I riconoscimenti assegnati sono stati 37: all’ex arcivescovo di Milano Angelo Scola è stata conferita la Grande medaglia d’oro. 

Quindici le medaglie d’oro consegnate dal primo cittadino Giuseppe Sala.

I premiati sono: l’ex modella e giornalista Benedetta Barzini, la storica dell’antichità e del diritto antico Eva Cantarella, la tuffatrice medaglia bronzo ai Mondiali 2017 Elena Bertocchi, l’oncologo Filippo De Braud, l’ideatrice del Salone Satellite, contest dedicato ai giovani designer all’interno del Salone del Mobile, Marva Griffin, l’oncologo dell’Istituto dei tumori di Milano Francesco Garbagnati, lo psichiatra Gustavo Pietropolli Charmet, l’economista e teorico del Pd Michele Salvati, il medico che ha diretto il Centro trapianti del Policlinico Giorgio Rossi, l’imprenditore che ha fondato le pasticcerie Le Tre Marie e Cova, Enzo Ricci, il fondatore della Casa della Carità, don Virginio Colmegna, il fondatore di Radio Deejay, Linus, l’amministratore delegato di Rolex Gian Riccardo Marini e il giornalista Vladimiro Poggi.

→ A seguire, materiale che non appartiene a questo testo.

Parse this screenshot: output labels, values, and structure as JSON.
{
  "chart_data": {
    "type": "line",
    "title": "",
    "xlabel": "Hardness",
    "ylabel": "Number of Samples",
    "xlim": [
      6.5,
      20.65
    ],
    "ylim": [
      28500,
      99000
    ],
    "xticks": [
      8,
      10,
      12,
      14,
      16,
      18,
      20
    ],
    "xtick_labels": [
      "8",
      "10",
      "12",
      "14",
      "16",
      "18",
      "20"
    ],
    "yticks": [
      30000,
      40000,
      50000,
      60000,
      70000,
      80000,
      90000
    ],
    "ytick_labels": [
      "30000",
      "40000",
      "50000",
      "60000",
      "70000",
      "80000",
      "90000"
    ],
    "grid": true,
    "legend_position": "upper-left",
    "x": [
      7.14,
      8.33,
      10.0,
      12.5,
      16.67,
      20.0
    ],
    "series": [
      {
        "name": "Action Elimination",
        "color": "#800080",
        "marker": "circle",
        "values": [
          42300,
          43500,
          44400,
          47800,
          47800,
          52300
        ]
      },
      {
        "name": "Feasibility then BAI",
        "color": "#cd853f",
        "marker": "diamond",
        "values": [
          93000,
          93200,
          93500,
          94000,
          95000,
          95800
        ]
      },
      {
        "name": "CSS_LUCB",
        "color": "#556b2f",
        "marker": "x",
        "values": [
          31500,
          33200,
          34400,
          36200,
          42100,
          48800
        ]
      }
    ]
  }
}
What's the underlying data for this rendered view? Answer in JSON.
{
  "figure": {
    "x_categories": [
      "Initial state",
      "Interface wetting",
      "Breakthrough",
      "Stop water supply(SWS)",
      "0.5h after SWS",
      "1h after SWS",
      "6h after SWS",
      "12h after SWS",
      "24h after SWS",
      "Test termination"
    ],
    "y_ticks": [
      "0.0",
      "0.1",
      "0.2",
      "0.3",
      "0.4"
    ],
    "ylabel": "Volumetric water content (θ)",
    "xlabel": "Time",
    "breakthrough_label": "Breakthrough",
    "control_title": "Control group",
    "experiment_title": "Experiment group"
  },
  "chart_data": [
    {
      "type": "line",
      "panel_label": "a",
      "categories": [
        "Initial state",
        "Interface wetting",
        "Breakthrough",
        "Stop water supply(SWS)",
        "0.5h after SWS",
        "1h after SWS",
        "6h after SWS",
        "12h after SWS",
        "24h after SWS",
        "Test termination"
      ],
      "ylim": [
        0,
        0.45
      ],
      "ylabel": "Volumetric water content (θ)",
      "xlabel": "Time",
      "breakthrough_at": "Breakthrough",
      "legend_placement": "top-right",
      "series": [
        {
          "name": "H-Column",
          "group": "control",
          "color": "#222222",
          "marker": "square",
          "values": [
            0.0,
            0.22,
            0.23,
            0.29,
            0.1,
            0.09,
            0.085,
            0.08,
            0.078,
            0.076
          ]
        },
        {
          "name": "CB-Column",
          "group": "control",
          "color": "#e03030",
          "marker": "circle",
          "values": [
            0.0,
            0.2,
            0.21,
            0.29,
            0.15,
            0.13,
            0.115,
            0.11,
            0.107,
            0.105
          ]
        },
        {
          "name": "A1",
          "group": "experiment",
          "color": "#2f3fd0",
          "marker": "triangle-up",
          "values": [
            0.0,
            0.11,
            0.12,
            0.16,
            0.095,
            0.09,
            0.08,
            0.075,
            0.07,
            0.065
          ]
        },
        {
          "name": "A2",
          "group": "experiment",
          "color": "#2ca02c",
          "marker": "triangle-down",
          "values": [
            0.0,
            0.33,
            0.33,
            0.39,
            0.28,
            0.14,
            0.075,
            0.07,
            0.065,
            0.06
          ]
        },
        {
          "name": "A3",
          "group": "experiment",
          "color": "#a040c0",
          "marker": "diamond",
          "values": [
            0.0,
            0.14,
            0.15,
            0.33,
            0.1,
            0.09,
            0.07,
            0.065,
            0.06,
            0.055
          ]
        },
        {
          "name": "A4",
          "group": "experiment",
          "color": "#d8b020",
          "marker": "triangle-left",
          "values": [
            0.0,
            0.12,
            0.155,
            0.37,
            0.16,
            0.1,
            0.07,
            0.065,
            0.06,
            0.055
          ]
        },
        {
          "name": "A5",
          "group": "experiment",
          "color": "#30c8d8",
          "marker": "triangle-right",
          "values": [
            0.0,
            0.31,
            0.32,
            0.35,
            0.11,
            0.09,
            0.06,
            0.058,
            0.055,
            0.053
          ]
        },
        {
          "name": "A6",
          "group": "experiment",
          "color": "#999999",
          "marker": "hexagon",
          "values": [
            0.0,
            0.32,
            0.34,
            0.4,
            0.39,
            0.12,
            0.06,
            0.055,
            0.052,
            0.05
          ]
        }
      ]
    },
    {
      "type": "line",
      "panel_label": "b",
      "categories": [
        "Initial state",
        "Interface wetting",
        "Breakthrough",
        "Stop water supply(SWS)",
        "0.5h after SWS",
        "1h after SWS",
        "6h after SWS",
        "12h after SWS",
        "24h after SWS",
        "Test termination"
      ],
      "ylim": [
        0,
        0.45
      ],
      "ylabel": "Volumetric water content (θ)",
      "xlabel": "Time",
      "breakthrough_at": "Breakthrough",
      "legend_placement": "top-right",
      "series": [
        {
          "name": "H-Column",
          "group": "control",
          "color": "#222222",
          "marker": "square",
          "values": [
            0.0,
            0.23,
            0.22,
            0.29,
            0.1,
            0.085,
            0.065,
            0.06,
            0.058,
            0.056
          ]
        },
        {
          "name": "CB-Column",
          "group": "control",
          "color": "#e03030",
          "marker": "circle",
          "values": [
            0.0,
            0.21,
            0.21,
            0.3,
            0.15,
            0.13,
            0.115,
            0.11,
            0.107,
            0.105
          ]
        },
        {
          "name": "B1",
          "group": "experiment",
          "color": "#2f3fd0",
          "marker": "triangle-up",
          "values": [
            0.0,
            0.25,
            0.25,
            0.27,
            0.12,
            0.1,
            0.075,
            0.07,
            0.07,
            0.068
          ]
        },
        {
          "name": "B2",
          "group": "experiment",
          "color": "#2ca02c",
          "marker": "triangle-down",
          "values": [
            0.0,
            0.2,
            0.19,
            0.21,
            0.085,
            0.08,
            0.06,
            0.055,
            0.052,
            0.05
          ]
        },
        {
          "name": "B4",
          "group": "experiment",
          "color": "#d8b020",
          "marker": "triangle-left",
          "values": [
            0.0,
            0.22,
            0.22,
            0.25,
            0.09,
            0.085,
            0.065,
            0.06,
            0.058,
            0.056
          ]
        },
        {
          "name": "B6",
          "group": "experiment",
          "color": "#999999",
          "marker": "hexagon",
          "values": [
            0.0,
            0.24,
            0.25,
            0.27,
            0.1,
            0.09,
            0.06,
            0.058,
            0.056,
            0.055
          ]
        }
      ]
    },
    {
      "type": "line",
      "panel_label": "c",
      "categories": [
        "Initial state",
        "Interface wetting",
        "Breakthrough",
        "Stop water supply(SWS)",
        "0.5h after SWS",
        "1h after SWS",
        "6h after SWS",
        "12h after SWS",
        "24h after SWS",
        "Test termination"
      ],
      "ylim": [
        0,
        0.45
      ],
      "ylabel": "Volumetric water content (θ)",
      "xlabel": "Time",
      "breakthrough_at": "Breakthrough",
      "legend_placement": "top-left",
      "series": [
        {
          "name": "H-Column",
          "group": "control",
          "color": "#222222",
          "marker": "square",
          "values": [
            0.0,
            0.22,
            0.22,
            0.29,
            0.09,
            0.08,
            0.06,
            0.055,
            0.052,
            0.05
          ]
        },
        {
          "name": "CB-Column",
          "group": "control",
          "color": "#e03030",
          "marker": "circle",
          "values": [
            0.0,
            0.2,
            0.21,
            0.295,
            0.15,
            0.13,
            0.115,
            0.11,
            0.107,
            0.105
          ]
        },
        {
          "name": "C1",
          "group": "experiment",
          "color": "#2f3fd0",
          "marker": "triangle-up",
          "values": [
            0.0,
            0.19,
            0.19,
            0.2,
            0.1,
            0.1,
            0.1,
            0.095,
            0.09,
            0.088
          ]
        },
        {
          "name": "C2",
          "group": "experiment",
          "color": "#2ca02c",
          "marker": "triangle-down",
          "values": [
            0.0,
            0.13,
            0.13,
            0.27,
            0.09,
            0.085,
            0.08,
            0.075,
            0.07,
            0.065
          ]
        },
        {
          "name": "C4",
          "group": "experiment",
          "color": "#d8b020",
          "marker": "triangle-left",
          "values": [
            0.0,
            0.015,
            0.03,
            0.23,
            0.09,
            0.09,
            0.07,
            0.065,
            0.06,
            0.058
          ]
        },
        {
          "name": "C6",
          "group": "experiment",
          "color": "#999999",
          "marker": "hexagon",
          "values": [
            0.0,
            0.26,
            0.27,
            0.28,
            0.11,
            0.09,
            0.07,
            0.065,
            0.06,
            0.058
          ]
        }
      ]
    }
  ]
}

Il nome di Poggi, milanese d’adozione, era stato indicato dalla Lega Nord alla Commissione per le civiche benemerenze del Comune tra le 15 medaglie d’oro. Ma l’indicazione del suo nominativo aveva suscitato qualche perplessità.

Secondo quanto riportato da “Il Giorno”, nessuno dei membri della Commissione sapeva che Poggi, premiato per la trasmissione «Milano Trash» in onda su Telereporter, nel 2008 era stato arrestato mentre era alla guida della sua auto, perché in possesso di 7,5 grammi di cocaina.

Il giornalista, che allora ricopriva il ruolo di assessore alla Sicurezza del Comune di Caorso, aveva trascorso due giorni nel carcere di Piacenza.

Quando venne rilasciato, il gip dispose il “non luogo a procedere” per l’accusa di spaccio, e Poggi fu soltanto segnalato alla Prefettura come assuntore di sostanze stupefacenti.